2. Lors même qu'elle se
voyait aussi privée de lumière qu'un charbon éteint,
elle s'efforçait encore de chercher le Seigneur, et, se ranimant
bientôt sous l'action de Dieu, elle se trouvait prête à recevoir de
nouveaux traits de la ressemblance divine. L'homme qui, des
ténèbres, passe au plein midi se trouve éclairé tout à coup ; de
même elle se voyait illuminée par la splendeur de la divine
présence, et recevait non seulement la lumière, mais aussi les
ornements nécessaires à la reine qui ne se présente devant le Roi
immortel des siècles (1 Tim. 1, 17) que vêtue de la robe d'or
enrichie de broderies. C'est ainsi qu'elle se trouvait préparée à
l'union divine.
3. Elle avait pris
l'habitude de se prosterner souvent aux pieds du Seigneur, pour
obtenir le pardon de ces fautes légères qui sont inévitables
ici-bas. Mais elle interrompait cette pratique quand elle recevait,
ainsi que nous l'avons dit, une effusion plus abondante de la
miséricorde divine. Alors elle se livrait volontiers au bon plaisir
de Dieu, devenait comme un instrument destiné à manifester les
opérations de l'amour en elle et par elle, et n'hésitait pas à
prendre avec le Dieu de l'univers une sorte de revanche de
tendresse.
4. Cette confiance lui
inspirait aussi une manière très surnaturelle de considérer la
sainte Communion, car elle ne lisait ou n'entendait rien dire
concernant le danger de recevoir indignement le Corps du Seigneur,
sans s'approcher du sacrement avec une espérance plus ferme encore
dans la bonté de Dieu. Si elle avait oublié de réciter les prières
par lesquelles il est d'usage de se préparer, elle ne s'abstenait
pas cependant de la Communion, parce que, jugeant ces actes nuls ou
de peu de valeur, elle croyait que tous les efforts de l'homme en
face de cet incomparable don gratuit sont comme une goutte d'eau
comparée à l'immensité de l'océan. Bien qu'elle ne vit aucune
manière de se préparer dignement, cependant, après avoir mis sa
confiance dans l'infinie bonté de Dieu, elle s'efforçait par-dessus
tout de recevoir le sacrement avec un cœur pur et un fervent amour.
5. Elle attribuait à sa
seule confiance en Dieu tout le bien spirituel qu'elle recevait, et
trouvait que ce bien était d'autant plus gratuit que ce don de
confiance lui avait été accordé par l'Auteur de toute grâce, sans
aucun mérite de sa part.
6. C'est encore la
confiance qui lui inspirait un fréquent désir de la mort, désir si
parfaitement tempéré par l'union à la divine Volonté, qu'il lui
était toujours indifférent de vivre ou de mourir : par la mort, en
effet, elle espérait jouir de la Béatitude, tandis que la vie lui
était une occasion d'augmenter la gloire de Dieu. I1 lui arriva un
jour, en marchant, de faire une chute dangereuse. Elle ressentit
aussitôt dans son âme une grande joie et dit au Seigneur : « Quel
bonheur pour moi, ô mon bien-aimé Seigneur, si cette chute m'eût
donné l'occasion d'aller tout à coup vers vous. » Et comme nous lui
demandions tout étonnés si elle ne craignait pas de mourir sans les
sacrements de l'Église : « En vérité, dit-elle, je désire de tout
mon cœur recevoir les sacrements ; mais la volonté et l'ordre de mon
Dieu seront pour moi la meilleure et la plus salutaire préparation.
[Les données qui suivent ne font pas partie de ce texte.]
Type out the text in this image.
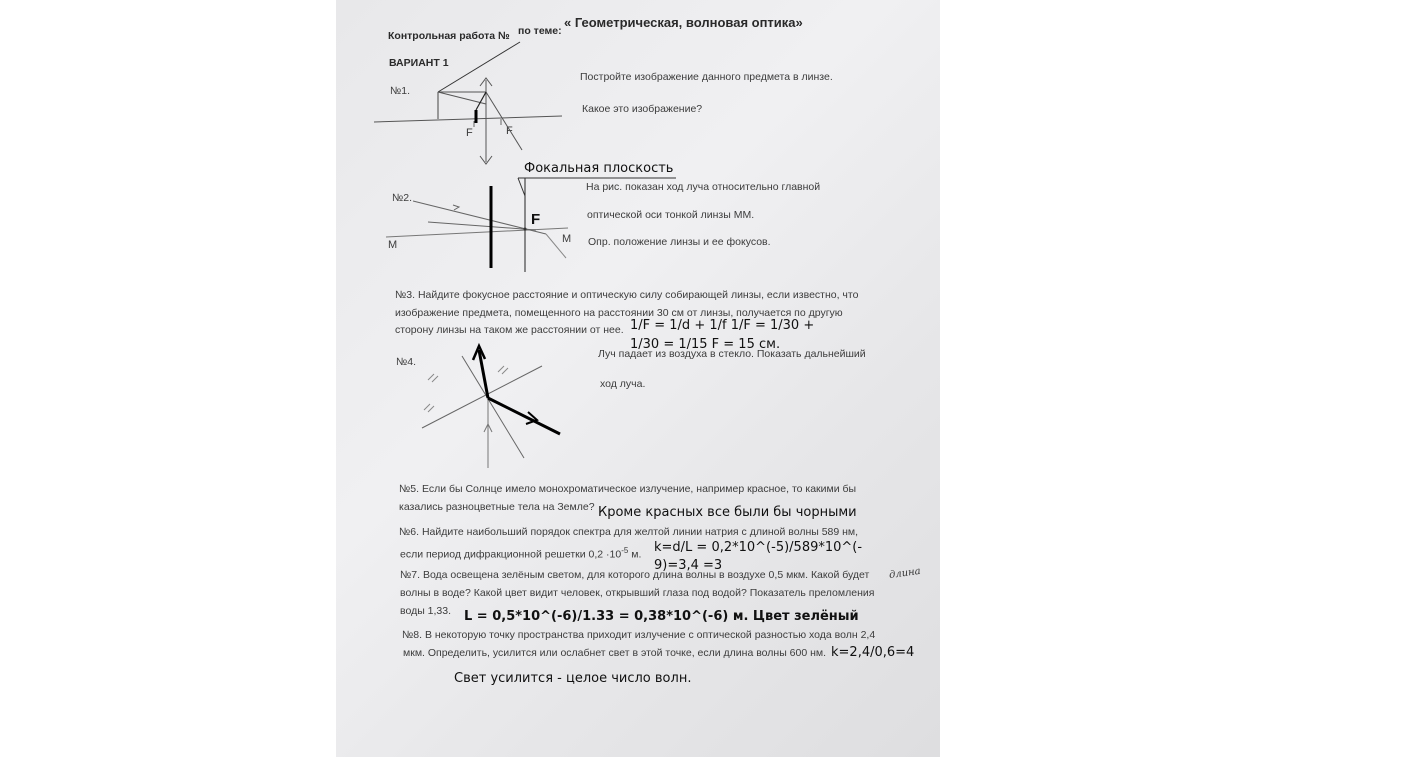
Контрольная работа № по теме:
« Геометрическая, волновая оптика»
ВАРИАНТ 1
№1.
Постройте изображение данного предмета в линзе.
Какое это изображение?
F	F
№2.
Фокальная плоскость
На рис. показан ход луча относительно главной
оптической оси тонкой линзы ММ.
Опр. положение линзы и ее фокусов.
M	M
F
№3. Найдите фокусное расстояние и оптическую силу собирающей линзы, если известно, что
изображение предмета, помещенного на расстоянии 30 см от линзы, получается по другую
сторону линзы на таком же расстоянии от нее. 1/F = 1/d + 1/f 1/F = 1/30 +
1/30 = 1/15 F = 15 см.
№4.
Луч падает из воздуха в стекло. Показать дальнейший
ход луча.
№5. Если бы Солнце имело монохроматическое излучение, например красное, то какими бы
казались разноцветные тела на Земле? Кроме красных все были бы чорными
№6. Найдите наибольший порядок спектра для желтой линии натрия с длиной волны 589 нм,
если период дифракционной решетки $0,2 \cdot 10^{-5}$ м. k=d/L = 0,2*10^(-5)/589*10^(-
9)=3,4 =3
№7. Вода освещена зелёным светом, для которого длина волны в воздухе 0,5 мкм. Какой будет
волны в воде? Какой цвет видит человек, открывший глаза под водой? Показатель преломления
воды 1,33.
длина
L = 0,5*10^(-6)/1.33 = 0,38*10^(-6) м. Цвет зелёный
№8. В некоторую точку пространства приходит излучение с оптической разностью хода волн 2,4
мкм. Определить, усилится или ослабнет свет в этой точке, если длина волны 600 нм. k=2,4/0,6=4
Свет усилится - целое число волн.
J'irai donc avec joie vers lui, que la mort soit subite ou prévue,
sachant que de toute façon la miséricorde divine ne pourra me
manquer, et que sans elle nous ne serions pas sauvés, quel que soit
le genre de notre mort. »
7. Tous les événements
la trouvaient dans une égale disposition de joie, parce que son
esprit restait fixé inébranlablement en Dieu, dans une constance
pleine de vigueur. Aussi peut-on lui appliquer ces paroles :
« Qui confidit in Deo, forcis est ut leo : Celui qui se confie en
Dieu est fort comme le lion.»(Prov., 28, l.).
8. Notre-Seigneur
daigna rendre lui-même à la confiance de sou Élue le témoignage
suivant : Une personne, après avoir prié Dieu, s'étonnait de ne pas
recevoir de réponse ; il lui dit enfin : « J'ai tardé à te répondre,
parce que tu n’as pas confiance en ce que ma bonté toute gratuite
daigne opérer en toi. Ma bien-aimée au contraire est si fortement
enracinée dans la confiance qu'elle s'abandonne toujours à ma bonté
; c'est pourquoi je ne lui refuserai jamais ce qu'elle désire. »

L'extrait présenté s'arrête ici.